1135 Is It A Red-Black Tree (30 分)

There is a kind of balanced binary search tree named red-black tree in the data structure. It has the following 5 properties:

• (1) Every node is either red or black.
• (2) The root is black.
• (3) Every leaf (NULL) is black.
• (4) If a node is red, then both its children are black.
• (5) For each node, all simple paths from the node to descendant leaves contain the same number of black nodes.

For example, the tree in Figure 1 is a red-black tree, while the ones in Figure 2 and 3 are not.

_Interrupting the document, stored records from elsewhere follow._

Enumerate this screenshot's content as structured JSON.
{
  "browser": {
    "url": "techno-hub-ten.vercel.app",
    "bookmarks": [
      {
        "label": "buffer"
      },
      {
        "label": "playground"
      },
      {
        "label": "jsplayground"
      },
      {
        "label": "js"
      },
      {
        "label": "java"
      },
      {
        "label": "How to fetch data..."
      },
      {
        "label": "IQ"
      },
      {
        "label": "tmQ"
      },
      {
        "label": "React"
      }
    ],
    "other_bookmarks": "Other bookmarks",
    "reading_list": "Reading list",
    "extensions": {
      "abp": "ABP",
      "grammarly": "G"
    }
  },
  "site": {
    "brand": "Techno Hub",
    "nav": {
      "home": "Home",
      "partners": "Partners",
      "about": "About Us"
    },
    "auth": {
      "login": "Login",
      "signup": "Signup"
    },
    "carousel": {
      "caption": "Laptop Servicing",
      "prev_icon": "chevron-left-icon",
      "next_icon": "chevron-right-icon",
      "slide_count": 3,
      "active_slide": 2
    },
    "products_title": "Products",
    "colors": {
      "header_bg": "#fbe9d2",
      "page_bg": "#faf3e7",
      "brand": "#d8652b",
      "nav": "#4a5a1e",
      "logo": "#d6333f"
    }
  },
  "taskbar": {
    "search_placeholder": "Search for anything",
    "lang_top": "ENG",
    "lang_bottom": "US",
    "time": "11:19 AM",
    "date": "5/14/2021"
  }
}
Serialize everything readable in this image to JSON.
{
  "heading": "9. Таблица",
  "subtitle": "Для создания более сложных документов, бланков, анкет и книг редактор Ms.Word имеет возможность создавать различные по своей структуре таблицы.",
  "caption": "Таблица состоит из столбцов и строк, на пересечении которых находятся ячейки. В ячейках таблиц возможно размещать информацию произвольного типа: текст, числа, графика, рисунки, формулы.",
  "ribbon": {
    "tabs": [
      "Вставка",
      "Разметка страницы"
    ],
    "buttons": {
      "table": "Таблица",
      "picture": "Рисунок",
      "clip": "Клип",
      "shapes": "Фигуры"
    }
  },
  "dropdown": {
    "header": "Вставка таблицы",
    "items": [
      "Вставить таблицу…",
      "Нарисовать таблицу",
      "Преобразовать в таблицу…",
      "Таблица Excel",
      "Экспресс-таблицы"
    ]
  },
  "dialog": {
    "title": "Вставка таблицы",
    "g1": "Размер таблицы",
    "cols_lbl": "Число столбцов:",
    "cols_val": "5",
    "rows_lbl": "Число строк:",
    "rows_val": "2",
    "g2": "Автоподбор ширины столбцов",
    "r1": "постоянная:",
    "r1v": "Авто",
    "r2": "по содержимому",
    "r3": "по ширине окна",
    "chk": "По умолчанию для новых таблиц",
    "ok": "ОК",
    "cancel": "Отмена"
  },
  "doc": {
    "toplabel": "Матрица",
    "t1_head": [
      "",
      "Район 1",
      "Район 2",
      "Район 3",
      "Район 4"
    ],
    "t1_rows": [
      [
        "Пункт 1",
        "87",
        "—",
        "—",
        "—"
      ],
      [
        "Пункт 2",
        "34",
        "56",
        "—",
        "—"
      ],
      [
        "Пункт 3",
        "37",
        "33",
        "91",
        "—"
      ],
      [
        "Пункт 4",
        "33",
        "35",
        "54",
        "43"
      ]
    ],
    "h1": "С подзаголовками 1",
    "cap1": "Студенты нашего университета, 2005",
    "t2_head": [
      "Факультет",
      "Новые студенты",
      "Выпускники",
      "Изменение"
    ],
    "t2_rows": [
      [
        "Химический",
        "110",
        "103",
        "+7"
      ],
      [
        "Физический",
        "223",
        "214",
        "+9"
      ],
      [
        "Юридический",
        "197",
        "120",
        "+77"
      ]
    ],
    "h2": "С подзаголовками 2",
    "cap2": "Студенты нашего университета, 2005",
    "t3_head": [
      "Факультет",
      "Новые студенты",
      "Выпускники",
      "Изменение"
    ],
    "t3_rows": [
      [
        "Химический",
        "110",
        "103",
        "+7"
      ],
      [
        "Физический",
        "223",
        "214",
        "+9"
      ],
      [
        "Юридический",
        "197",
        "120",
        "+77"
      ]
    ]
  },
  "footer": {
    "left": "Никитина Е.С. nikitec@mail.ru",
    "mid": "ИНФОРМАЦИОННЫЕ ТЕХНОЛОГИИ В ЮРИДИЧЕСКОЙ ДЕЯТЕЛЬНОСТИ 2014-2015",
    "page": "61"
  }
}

Figure 1	Figure 2	Figure 3

For each given binary search tree, you are supposed to tell if it is a legal red-black tree.

Input Specification:

Each input file contains several test cases. The first line gives a positive integer K (≤30) which is the total number of cases. For each case, the first line gives a positive integer N (≤30), the total number of nodes in the binary tree. The second line gives the preorder traversal sequence of the tree. While all the keys in a tree are positive integers, we use negative signs to represent red nodes. All the numbers in a line are separated by a space. The sample input cases correspond to the trees shown in Figure 1, 2 and 3.

Output Specification:

For each test case, print in a line "Yes" if the given tree is a red-black tree, or "No" if not.

Sample Input:

3
9
7 -2 1 5 -4 -11 8 14 -15
9
11 -2 1 -7 5 -4 8 14 -15
8
10 -7 5 -6 8 15 -11 17

Sample Output:

Yes
No
No

代码:

#include <bits/stdc++.h>
using namespace std;
struct node
{
    int val;
    node* l, *r;
};
int v[40];
node* root;

void build(node *now, int val)
{
    int v = now->val;
    if (abs(val) < abs(v))
    {
        if (now->l == NULL)
            now->l = new node(), now->l->val = val;
        else build(now->l, val);
    }
    else
    {
        if (now->r == NULL)
            now->r = new node(), now->r->val = val;
        else build(now->r, val);
    }
}

bool judge(node* x)
{
    if (!x) return true;
    if (x->val < 0)
        if (x->l && x->l->val < 0 || x->r && x->r->val < 0) return false;
    return judge(x->l) && judge(x->r);
}

int cal(node* x)
{
    if (!x) return 0;
    int numl = cal(x->l), numr = cal(x->r);
    if (numl == numr && numl != -1)
        return x->val > 0 ? numl + 1 : numl;
    return -1;
}
int main()
{
    int t; cin >> t;
    while (t--)
    {
        int n; cin >> n;
        for (int i = 1; i <= n; i++)
            cin >> v[i];
        root = new node();
        root->val = v[1], root->l = root->r = NULL;
        for (int i = 2; i <= n; i++)
            build(root, v[i]);
        if (v[1] > 0 && judge(root) && cal(root) != -1) cout << "Yes" << endl;
        else cout << "No" << endl;
    }
}